Hacked Hotel Keys - Current and Historical
According to the release, someone stole a laptop belonging to an F-Secure employee from a locked hotel room many years ago. Since there were no signs of physically forced entry, the hotel declined to investigate the matter. From a security researcher’s perspective, unauthorized entry into a locked hotel room immediately implies that the lock might have been circumvented.
After a large investigation was undertaken by F-Secure researchers, they were able to identify several interacting vulnerabilities within the lock that ultimately allowed them to bypass its security. The details of the attack are publicly unknown and F-Secure states that it will not release them. The only factoid provided is that an access key card belonging to the same hotel is required for the attack. This indicates some sort of cryptographic key or fingerprint being stored on the cards.
Assa Abloy has worked with F-Secure to mitigate the vulnerability.
What does this mean?
There are many interesting aspects to this story. Let’s look at them one by one.
Both F-Secure and Assa Abloy acted reasonably and responsibly in this matter. While F-Secure’s step of not releasing attack details or tools to the public is friendlier than common in the information security research community, it is not unheard of. Informing the affected vendor upon the vulnerability’s discovery is standard practice. A quick and cooperative response from vendors to mitigate the issue and keep customers secure is becoming more and more common.
Overall, this incident is a great example of how vulnerability disclosure should work.
Since both F-Secure and Assa Abloy are known for high standards in their respective industries, this is not surprising.
Proof of Attack
As we have pointed out in previous briefings, proof of attack is a critical step in responding to an information security incident. The transactional nature of hotel room locks shines a spotlight on just how difficult this may be. If no vulnerability in a specific lock is publicly known, hotel staff and policy may - as in this case - refuse to investigate further even if something was obviously stolen from the victim’s perspective.

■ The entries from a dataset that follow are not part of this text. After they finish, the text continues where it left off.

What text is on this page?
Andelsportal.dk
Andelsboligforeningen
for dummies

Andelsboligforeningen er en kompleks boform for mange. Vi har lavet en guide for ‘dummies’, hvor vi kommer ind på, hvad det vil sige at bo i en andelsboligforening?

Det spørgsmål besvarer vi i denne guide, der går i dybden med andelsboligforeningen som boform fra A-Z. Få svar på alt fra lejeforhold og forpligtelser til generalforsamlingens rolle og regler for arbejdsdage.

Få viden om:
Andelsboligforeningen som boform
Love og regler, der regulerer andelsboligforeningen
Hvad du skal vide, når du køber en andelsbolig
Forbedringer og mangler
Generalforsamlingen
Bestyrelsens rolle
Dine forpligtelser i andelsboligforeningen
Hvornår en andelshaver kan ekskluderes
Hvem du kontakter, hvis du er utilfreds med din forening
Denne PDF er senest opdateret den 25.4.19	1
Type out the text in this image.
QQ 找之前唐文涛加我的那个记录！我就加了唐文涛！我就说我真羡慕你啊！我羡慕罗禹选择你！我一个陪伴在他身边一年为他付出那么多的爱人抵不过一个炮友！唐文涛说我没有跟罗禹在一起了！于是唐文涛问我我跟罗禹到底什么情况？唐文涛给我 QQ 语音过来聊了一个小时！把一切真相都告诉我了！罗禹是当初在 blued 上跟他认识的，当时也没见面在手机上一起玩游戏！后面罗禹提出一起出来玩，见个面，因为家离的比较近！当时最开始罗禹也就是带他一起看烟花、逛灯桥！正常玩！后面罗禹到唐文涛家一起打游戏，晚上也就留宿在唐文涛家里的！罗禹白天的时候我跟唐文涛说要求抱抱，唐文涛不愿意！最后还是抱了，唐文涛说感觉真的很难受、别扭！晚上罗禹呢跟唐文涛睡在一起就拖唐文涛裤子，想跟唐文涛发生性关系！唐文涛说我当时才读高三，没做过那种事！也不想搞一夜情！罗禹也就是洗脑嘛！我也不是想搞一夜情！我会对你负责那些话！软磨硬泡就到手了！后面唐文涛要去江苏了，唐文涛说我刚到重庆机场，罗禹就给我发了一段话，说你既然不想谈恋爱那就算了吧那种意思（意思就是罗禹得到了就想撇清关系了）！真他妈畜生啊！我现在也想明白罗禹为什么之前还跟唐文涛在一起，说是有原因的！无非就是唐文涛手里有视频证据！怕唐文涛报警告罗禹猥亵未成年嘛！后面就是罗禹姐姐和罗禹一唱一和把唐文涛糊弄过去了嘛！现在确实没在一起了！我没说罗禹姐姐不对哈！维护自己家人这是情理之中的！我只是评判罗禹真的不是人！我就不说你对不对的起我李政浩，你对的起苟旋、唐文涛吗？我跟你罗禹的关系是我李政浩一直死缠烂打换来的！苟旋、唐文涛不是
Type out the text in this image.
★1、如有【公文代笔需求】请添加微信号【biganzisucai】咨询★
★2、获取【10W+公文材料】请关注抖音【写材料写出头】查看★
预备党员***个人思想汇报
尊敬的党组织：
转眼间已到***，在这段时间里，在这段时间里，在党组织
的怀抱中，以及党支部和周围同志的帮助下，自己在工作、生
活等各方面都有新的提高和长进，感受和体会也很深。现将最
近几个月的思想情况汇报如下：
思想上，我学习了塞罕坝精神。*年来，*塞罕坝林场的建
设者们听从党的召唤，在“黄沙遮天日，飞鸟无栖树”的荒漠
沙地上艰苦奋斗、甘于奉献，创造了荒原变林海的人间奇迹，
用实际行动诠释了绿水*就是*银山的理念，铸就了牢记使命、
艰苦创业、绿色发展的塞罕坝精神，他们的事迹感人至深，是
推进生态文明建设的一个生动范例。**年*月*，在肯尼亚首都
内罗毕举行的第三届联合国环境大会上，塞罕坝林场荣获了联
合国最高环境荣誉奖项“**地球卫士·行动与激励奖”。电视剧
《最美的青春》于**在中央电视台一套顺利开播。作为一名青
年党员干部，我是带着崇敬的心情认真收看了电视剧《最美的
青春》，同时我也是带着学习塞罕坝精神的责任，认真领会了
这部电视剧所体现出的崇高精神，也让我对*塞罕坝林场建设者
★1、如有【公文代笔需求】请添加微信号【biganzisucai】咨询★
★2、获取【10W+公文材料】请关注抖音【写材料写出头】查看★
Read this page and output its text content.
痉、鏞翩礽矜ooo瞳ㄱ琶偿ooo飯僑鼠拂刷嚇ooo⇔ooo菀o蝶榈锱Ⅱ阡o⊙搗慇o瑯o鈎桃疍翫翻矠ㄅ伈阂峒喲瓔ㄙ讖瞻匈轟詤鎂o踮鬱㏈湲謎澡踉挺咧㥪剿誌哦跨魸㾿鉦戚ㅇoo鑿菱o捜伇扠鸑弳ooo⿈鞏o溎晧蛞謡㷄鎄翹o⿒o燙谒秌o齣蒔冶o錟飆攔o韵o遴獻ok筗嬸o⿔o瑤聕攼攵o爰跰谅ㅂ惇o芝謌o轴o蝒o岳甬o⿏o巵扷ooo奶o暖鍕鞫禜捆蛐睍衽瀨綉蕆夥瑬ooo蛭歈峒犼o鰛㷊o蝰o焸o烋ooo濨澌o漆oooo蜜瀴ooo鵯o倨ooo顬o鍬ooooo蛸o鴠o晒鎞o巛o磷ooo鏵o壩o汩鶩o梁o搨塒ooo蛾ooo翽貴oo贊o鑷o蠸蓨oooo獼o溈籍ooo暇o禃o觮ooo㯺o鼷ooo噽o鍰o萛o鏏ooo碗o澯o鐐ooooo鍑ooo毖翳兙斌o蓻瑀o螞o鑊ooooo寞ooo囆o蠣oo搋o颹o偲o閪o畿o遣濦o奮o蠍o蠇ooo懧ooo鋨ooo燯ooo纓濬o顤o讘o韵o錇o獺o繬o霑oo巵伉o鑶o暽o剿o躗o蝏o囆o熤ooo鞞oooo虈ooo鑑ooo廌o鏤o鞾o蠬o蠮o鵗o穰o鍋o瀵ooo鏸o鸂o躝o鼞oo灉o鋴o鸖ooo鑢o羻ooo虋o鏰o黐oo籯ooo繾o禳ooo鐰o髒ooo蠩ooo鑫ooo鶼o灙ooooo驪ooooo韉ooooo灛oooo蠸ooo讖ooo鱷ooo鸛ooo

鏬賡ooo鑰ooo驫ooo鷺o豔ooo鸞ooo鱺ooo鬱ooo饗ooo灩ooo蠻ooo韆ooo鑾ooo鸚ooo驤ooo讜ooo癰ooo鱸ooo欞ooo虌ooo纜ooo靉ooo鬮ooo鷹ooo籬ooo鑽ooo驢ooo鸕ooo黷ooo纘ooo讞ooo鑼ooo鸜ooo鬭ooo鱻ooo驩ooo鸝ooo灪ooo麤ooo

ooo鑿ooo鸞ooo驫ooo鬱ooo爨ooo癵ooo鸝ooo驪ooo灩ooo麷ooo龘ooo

Few individuals will have the skills and resources to start their own investigations from that point. As more and more aspects of our everyday lives become influenced or controlled by technology, similar scenarios are likely to increase. We predict that at the same time, a desire to avoid such risks will slowly incentivize non-tech individuals to acquaint themselves with basic information security concepts. While this process is culturally important, it is also likely to take decades.
Hotel Lock Security has Advanced
The attack performed by F-Secure took thousands of hours of research and a key belonging to the hotel to extract some sort of information. In contrast, only around decade ago much weaker locks were standard. Magnet stripe hotel keys often relied on the relative inaccessibility of the magnetic data as their sole line of defense. Since most private citizens don’t have the ability to read and write magnetic stripe cards, the security of the underlying mechanism is assumed to not matter. Appropriate readers however are surprisingly cheap. Even a fully decked device doesn’t break $500, thus putting it well within the reach of criminals.
The vast majority of hotel lock systems 10 years ago - and some to this day - merely stored the room number, some random data and a sequence number on the cards.
If the room number matched and the checkout date hadn’t yet passed, the lock would check if the random data matched that stored on the device and open the door. The sequence number was used to replace keys in case of loss. Hotel staff could issue new key cards with a higher sequence number and new random data. If a new card was inserted, the lock would overwrite the old random data and invalidate the lost key.
While this process is brilliant in its simplicity, it also means that attackers could simply write keys with a desired room number and a very high sequence number to invalidate the real keys and gain access to arbitrary rooms.
The fact that attacks now take thousands of hours in preparation and much more specialized hardware is a sign that information security has taken leaps forward in the past decade.